Mijn verhaal gaat zeker ook langs de bibliotheek, waar ik oneindig veel boeken lees. In groep vier schrijf ik verhaaltjes, die juf Audrey mee naar huis neemt om aan haar eigen dochters voor te lezen. Ik zie een creatief kind, een wijs kind dat vragen stelt en graag met volwassenen praat.

Overlijdensberichten

De pagina met overlijdensberichten in de NRC lees ik als kind minitieus door. Mooie zinnetjes schrijf ik over en ik lees wie er genoemd worden: de weduwe of weduwnaar, wel of geen kinderen, soms een hond. Kinderen met een kruisje achter de naam, kinderen die als enige van het gezin zonder partner genoemd staan.

Soms lees ik tussen de regels door in welke vorm de dood zich heeft laten zien. Die van de plotseling, te vroeg. Of die van de noodlottig, ook te vroeg. Rustig heengegaan klinkt bijna aangenaam. Maar voelt misschien toch ook te vroeg. Gisteren nog gebeld, en ineens is ie er niet meer…

Niemand die mij er ooit nog van kan weerhouden

Op het VWO breekt de tijd aan van uitgaan, ontdekken en opbotsen tegen de liefdevolle grenzen van de opvoeding. Het eindelijk kunnen afschudden van een langdurige en beklemmende vriendschap geeft weer ruimte voor mijn eigen mening en mijn eigen smaak. Voor mijn verhaal. En geloof me – er is hierna niemand die mij er ooit nog van kan weerhouden om mijn eigen verhaal te vertellen.

Ogen in mijn achterhoofd

Een prominente plek is er voor mijn tijd in de horeca. Ogen in mijn achterhoofd, een grapje hier, een praatje daar. Zien wat er moet gebeuren, snel schakelen, souplesse. Ik leer en ik floreer. In iedere tafel zie ik een klein verhaaltje, waar ik met een paar vragen nog meer kleur aan geef. En het ook onthoudt, voor als ze nog eens terugkomen.

Kwartiermaker

Dan komen na mijn studie Facility Management de hoofdstukken met de eerste baan, en de tweede en de derde en… Inmiddels weet ik dat ik het type kwartiermaker ben. Vlot analyseren wat er moet gebeuren, een plan maken, gas geven, goed sturen – en dan afgelost worden door de tweede stuurman. Zodat ik het volgende schip op koers kan leggen.

‘Dat heeft nog nooit iemand aan me gevraagd’

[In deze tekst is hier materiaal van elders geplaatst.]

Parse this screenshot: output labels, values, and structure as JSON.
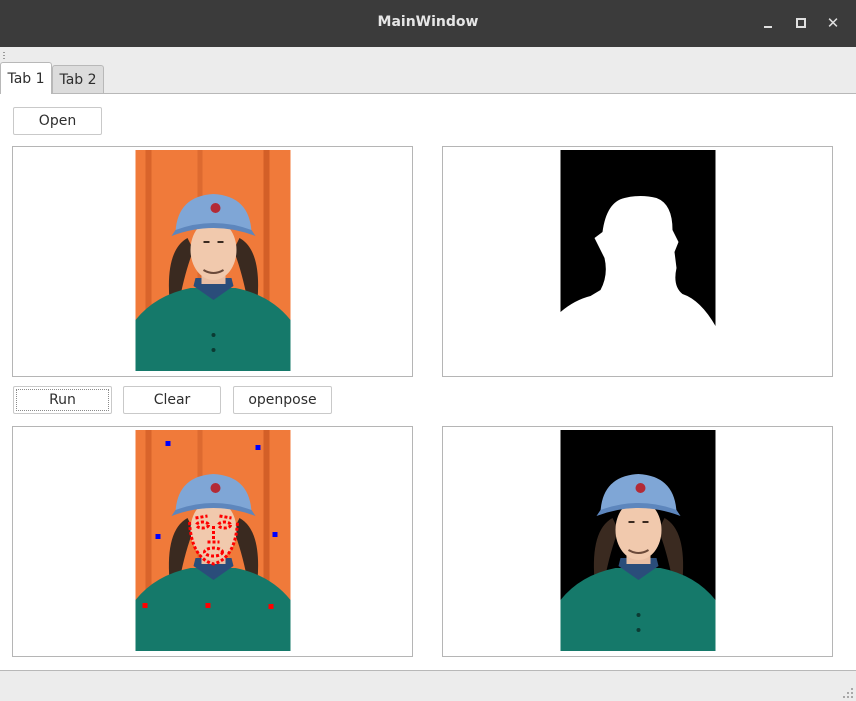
{
  "window": {
    "title": "MainWindow"
  },
  "tabs": [
    {
      "label": "Tab 1"
    },
    {
      "label": "Tab 2"
    }
  ],
  "buttons": {
    "open": "Open",
    "run": "Run",
    "clear": "Clear",
    "openpose": "openpose"
  },
  "views": {
    "original": "portrait-photo",
    "mask": "binary-mask-silhouette",
    "keypoints": "portrait-with-pose-and-face-keypoints",
    "cutout": "portrait-background-removed"
  },
  "colors": {
    "titlebar": "#3b3b3b",
    "photo_background": "#f07a3a",
    "cap": "#7fa6d6",
    "jacket": "#15796a",
    "keypoint_face": "#ff0000",
    "keypoint_body": "#0000ff"
  }
}
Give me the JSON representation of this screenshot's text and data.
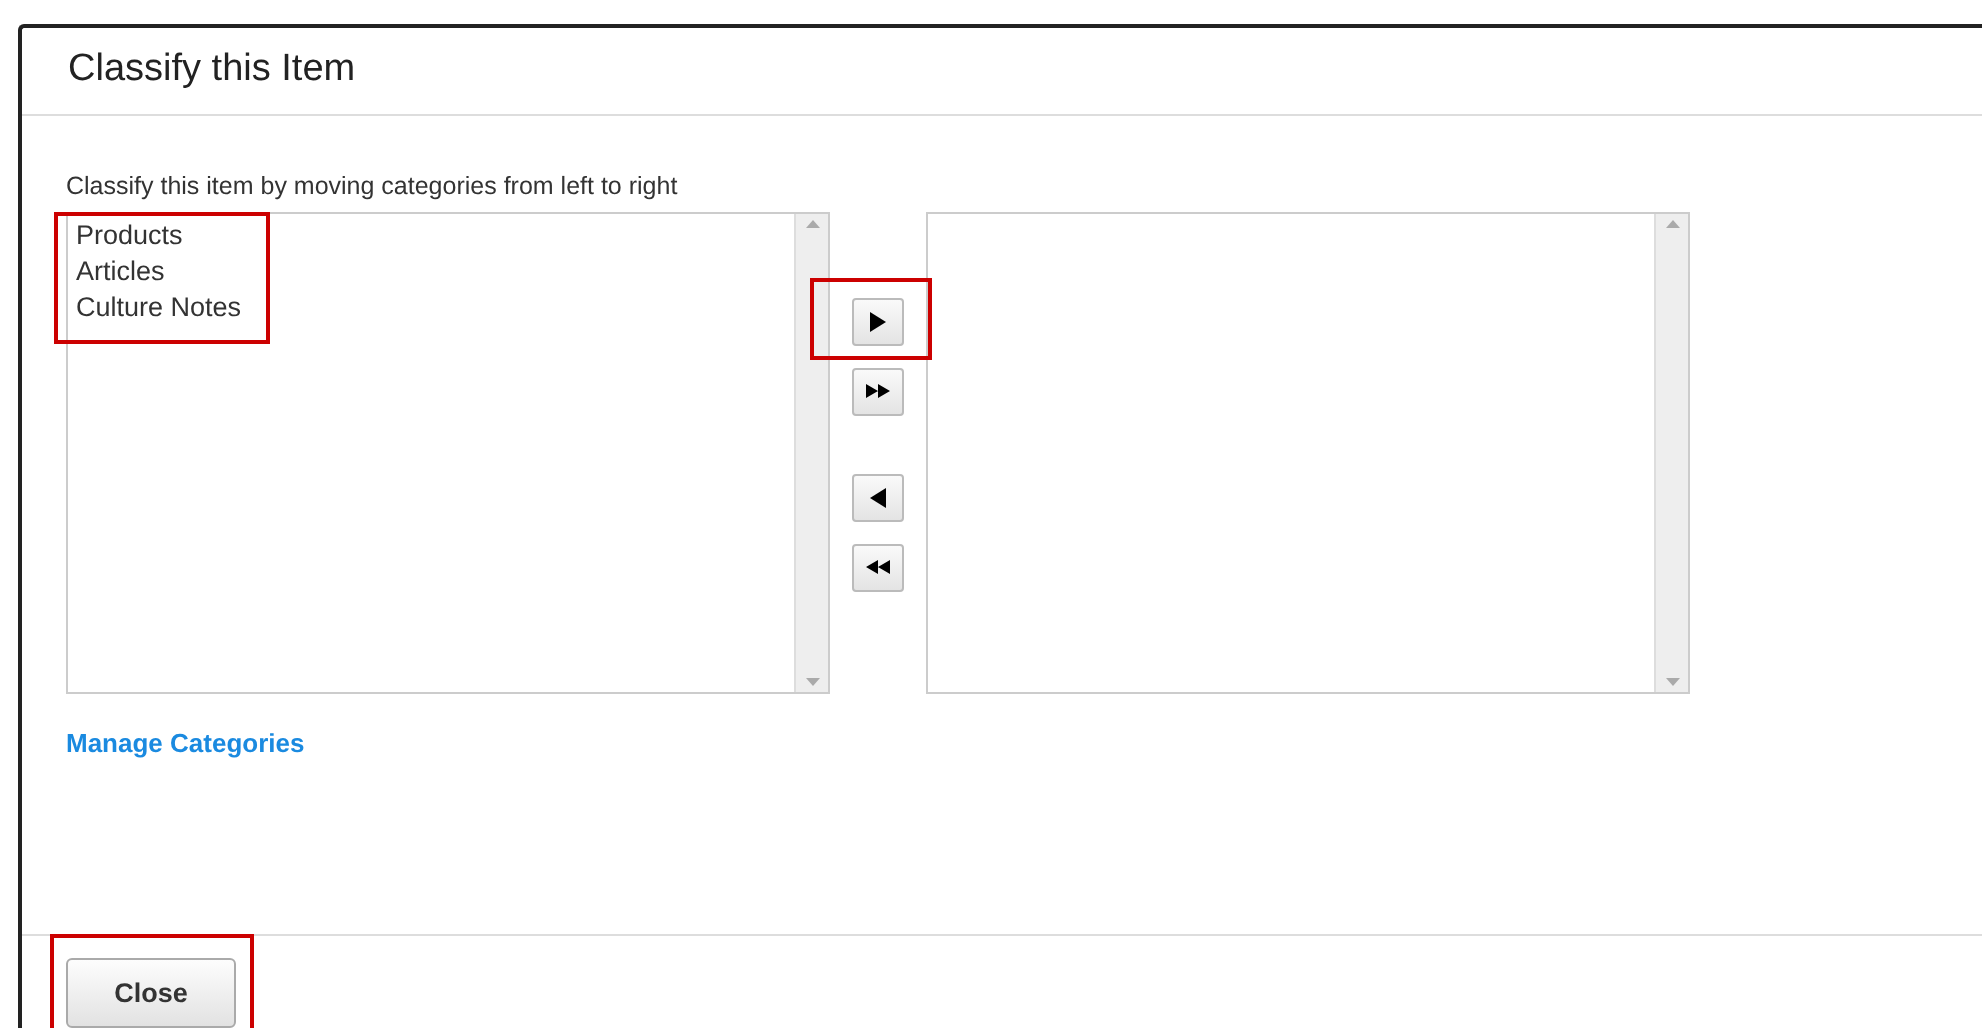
{
  "dialog": {
    "title": "Classify this Item"
  },
  "instruction": "Classify this item by moving categories from left to right",
  "available_list": {
    "highlighted": true,
    "items": [
      "Products",
      "Articles",
      "Culture Notes"
    ]
  },
  "move_buttons": [
    {
      "kind": "right",
      "highlighted": true
    },
    {
      "kind": "all_right"
    },
    {
      "kind": "left"
    },
    {
      "kind": "all_left"
    }
  ],
  "link": "Manage Categories",
  "close_button": {
    "label": "Close",
    "highlighted": true
  }
}
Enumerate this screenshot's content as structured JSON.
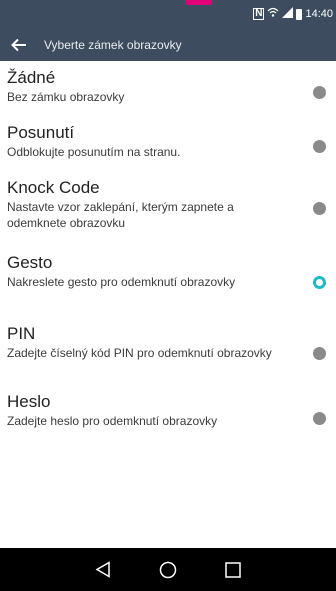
{
  "status_bar": {
    "time": "14:40",
    "icons": [
      "nfc-icon",
      "wifi-calling-icon",
      "signal-icon",
      "battery-icon"
    ],
    "nfc_label": "N"
  },
  "app_bar": {
    "title": "Vyberte zámek obrazovky",
    "back_icon": "arrow-left-icon"
  },
  "options": [
    {
      "label": "Žádné",
      "summary": "Bez zámku obrazovky",
      "selected": false
    },
    {
      "label": "Posunutí",
      "summary": "Odblokujte posunutím na stranu.",
      "selected": false
    },
    {
      "label": "Knock Code",
      "summary": "Nastavte vzor zaklepání, kterým zapnete a odemknete obrazovku",
      "selected": false
    },
    {
      "label": "Gesto",
      "summary": "Nakreslete gesto pro odemknutí obrazovky",
      "selected": true
    },
    {
      "label": "PIN",
      "summary": "Zadejte číselný kód PIN pro odemknutí obrazovky",
      "selected": false
    },
    {
      "label": "Heslo",
      "summary": "Zadejte heslo pro odemknutí obrazovky",
      "selected": false
    }
  ],
  "nav_bar": {
    "buttons": [
      "back-triangle-icon",
      "home-circle-icon",
      "recents-square-icon"
    ]
  },
  "colors": {
    "bar_background": "#3d4c5e",
    "accent": "#1fb8c9",
    "radio_off": "#8a8a8a",
    "brand_mark": "#e2007a"
  }
}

In de tijd dat een familieopstelling nog niet naast de hagelslag in het schap staat, sta ik er al in. Ik ben begin twintig en omarm door vele vormen van persoonlijke ontwikkeling langzaamaan meer diepte en eigenheid in mijn praktische, planmatige en rationele verhaal.

Ik leer mezelf steeds beter kennen en ga daardoor ook door een andere bril naar mensen kijken. Het levert nog meer vragen op, waar mensen ook maar op blijven antwoorden. ‘Goh, dat heeft echt nog nooit iemand aan me gevraagd’.

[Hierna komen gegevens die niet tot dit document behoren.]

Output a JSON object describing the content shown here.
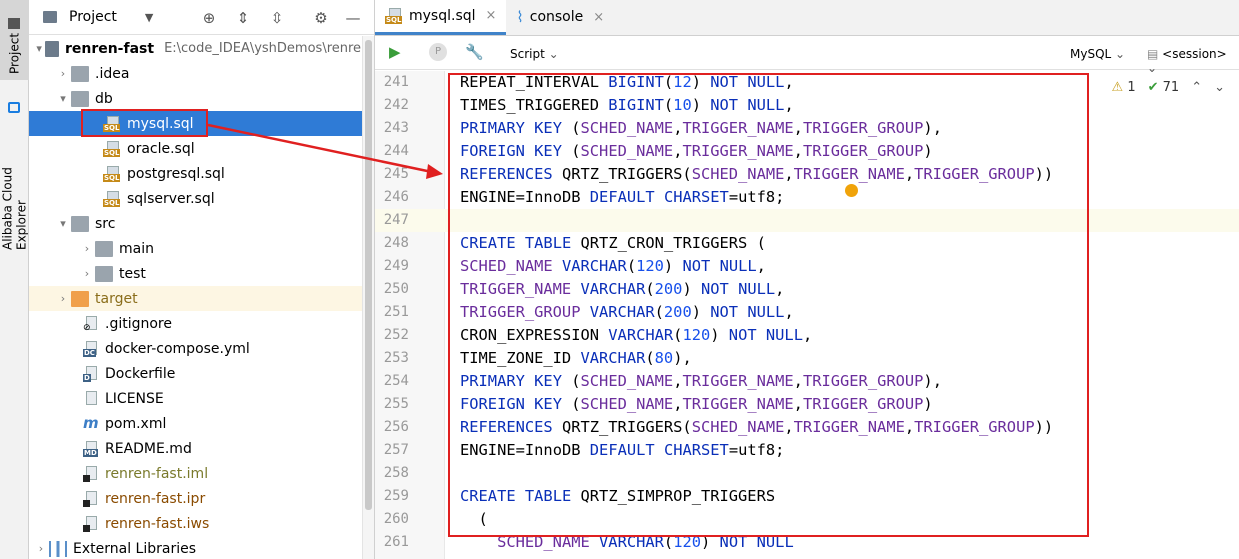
{
  "sidebar": {
    "tab_project": "Project",
    "tab_alibaba": "Alibaba Cloud Explorer"
  },
  "project_panel": {
    "title": "Project",
    "root": {
      "name": "renren-fast",
      "path": "E:\\code_IDEA\\yshDemos\\renren-"
    },
    "items": [
      {
        "label": ".idea"
      },
      {
        "label": "db"
      },
      {
        "label": "mysql.sql"
      },
      {
        "label": "oracle.sql"
      },
      {
        "label": "postgresql.sql"
      },
      {
        "label": "sqlserver.sql"
      },
      {
        "label": "src"
      },
      {
        "label": "main"
      },
      {
        "label": "test"
      },
      {
        "label": "target"
      },
      {
        "label": ".gitignore"
      },
      {
        "label": "docker-compose.yml"
      },
      {
        "label": "Dockerfile"
      },
      {
        "label": "LICENSE"
      },
      {
        "label": "pom.xml"
      },
      {
        "label": "README.md"
      },
      {
        "label": "renren-fast.iml"
      },
      {
        "label": "renren-fast.ipr"
      },
      {
        "label": "renren-fast.iws"
      },
      {
        "label": "External Libraries"
      }
    ],
    "badges": {
      "sql": "SQL",
      "dc": "DC",
      "d": "D",
      "md": "MD"
    }
  },
  "editor": {
    "tabs": [
      {
        "label": "mysql.sql",
        "close": "×"
      },
      {
        "label": "console",
        "close": "×"
      }
    ],
    "toolbar": {
      "script_label": "Script",
      "dialect": "MySQL",
      "session": "<session>",
      "p_label": "P"
    },
    "inspections": {
      "warnings": "1",
      "ok": "71"
    },
    "line_numbers": [
      "241",
      "242",
      "243",
      "244",
      "245",
      "246",
      "247",
      "248",
      "249",
      "250",
      "251",
      "252",
      "253",
      "254",
      "255",
      "256",
      "257",
      "258",
      "259",
      "260",
      "261"
    ],
    "code_lines": [
      "REPEAT_INTERVAL BIGINT(12) NOT NULL,",
      "TIMES_TRIGGERED BIGINT(10) NOT NULL,",
      "PRIMARY KEY (SCHED_NAME,TRIGGER_NAME,TRIGGER_GROUP),",
      "FOREIGN KEY (SCHED_NAME,TRIGGER_NAME,TRIGGER_GROUP)",
      "REFERENCES QRTZ_TRIGGERS(SCHED_NAME,TRIGGER_NAME,TRIGGER_GROUP))",
      "ENGINE=InnoDB DEFAULT CHARSET=utf8;",
      "",
      "CREATE TABLE QRTZ_CRON_TRIGGERS (",
      "SCHED_NAME VARCHAR(120) NOT NULL,",
      "TRIGGER_NAME VARCHAR(200) NOT NULL,",
      "TRIGGER_GROUP VARCHAR(200) NOT NULL,",
      "CRON_EXPRESSION VARCHAR(120) NOT NULL,",
      "TIME_ZONE_ID VARCHAR(80),",
      "PRIMARY KEY (SCHED_NAME,TRIGGER_NAME,TRIGGER_GROUP),",
      "FOREIGN KEY (SCHED_NAME,TRIGGER_NAME,TRIGGER_GROUP)",
      "REFERENCES QRTZ_TRIGGERS(SCHED_NAME,TRIGGER_NAME,TRIGGER_GROUP))",
      "ENGINE=InnoDB DEFAULT CHARSET=utf8;",
      "",
      "CREATE TABLE QRTZ_SIMPROP_TRIGGERS",
      "  (",
      "    SCHED_NAME VARCHAR(120) NOT NULL"
    ]
  },
  "colors": {
    "selection": "#2f7bd6",
    "annotation": "#e02020",
    "keyword": "#0a2fb8",
    "identifier": "#6a2d9c",
    "number": "#1750eb"
  }
}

De dood fascineert en ik mijmer als twintiger over het vak van uitvaartbegeleider. Het afstemmen op de ander, warm contact, het belang van een goed afscheid – het houdt me bezig.

Ik wil het allemaal horen

Uit de liefde met Johan groeien onze dierbare kinderen: Phileine, Melle en Benjamin. Ik maak veel tijd voor ze en schroef mijn werk als projectmanager en HR Manager uiteindelijk terug naar twee dagen per week.

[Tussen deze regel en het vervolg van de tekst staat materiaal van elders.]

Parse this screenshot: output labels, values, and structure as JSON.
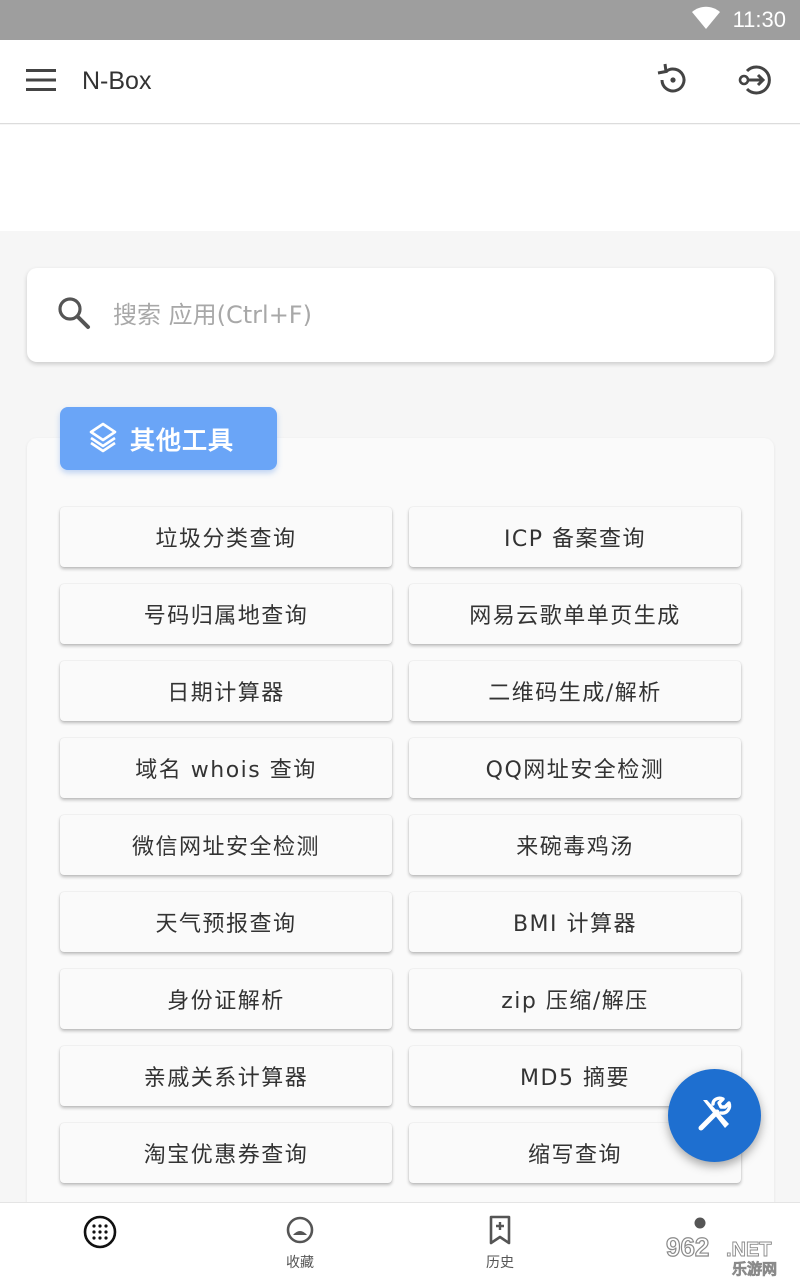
{
  "status_bar": {
    "time": "11:30"
  },
  "app_bar": {
    "title": "N-Box"
  },
  "search": {
    "placeholder": "搜索 应用(Ctrl+F)"
  },
  "section": {
    "title": "其他工具"
  },
  "tools": [
    "垃圾分类查询",
    "ICP 备案查询",
    "号码归属地查询",
    "网易云歌单单页生成",
    "日期计算器",
    "二维码生成/解析",
    "域名 whois 查询",
    "QQ网址安全检测",
    "微信网址安全检测",
    "来碗毒鸡汤",
    "天气预报查询",
    "BMI 计算器",
    "身份证解析",
    "zip 压缩/解压",
    "亲戚关系计算器",
    "MD5 摘要",
    "淘宝优惠券查询",
    "缩写查询"
  ],
  "bottom_nav": {
    "items": [
      {
        "label": "",
        "icon": "apps-grid-icon"
      },
      {
        "label": "收藏",
        "icon": "favorite-icon"
      },
      {
        "label": "历史",
        "icon": "history-bookmark-icon"
      },
      {
        "label": "",
        "icon": "account-icon"
      }
    ]
  },
  "watermark": {
    "text": "962.NET 乐游网"
  },
  "colors": {
    "status_bar": "#9e9e9e",
    "section_badge": "#6aa5f7",
    "fab": "#1e6fd0"
  }
}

Deze drie hebben mij zoveel te vertellen, ik wil het allemaal horen.

De voeding van het leven

Mijn verhaal. We zijn aangekomen bij het gedeelte waarin ik een warm podium geef aan de levensverhalen die er te vertellen zijn. Ik luister, ik praat en ik schrijf. De zaadjes voor dit mooie werk zaten er altijd al, ze hadden de voeding van het leven nodig om tot bloei te komen. De enorme interesse in mensen, het kunnen lezen van mensen. De sterke sensor voor dat wat echt is, zonder opsmuk. Een creatief brein waar de mooiste zinnetjes uit komen, een talent voor het verwoorden van de essentie.

Onkruid wieden

Als ik niet schrijf, bekijk ik graag kunst en antiek. Of, iets minder hoogdravend, wied ik onkruid. Lekker met vieze voeten in het gras en dat dat stengeltje dan toch net boven de wortel afbreekt…

Het leven is een aaneenschakeling van kleine alinea’s en grote hoofdstukken. Van onkruid tot museumstuk. Ik gun iedereen het vertellen van zijn of haar verhaal.

Ik ben Susanne Kobus – de ambassadeur van jouw verhaal.

 

Dit is mijn verhaal. Wat is het jouwe?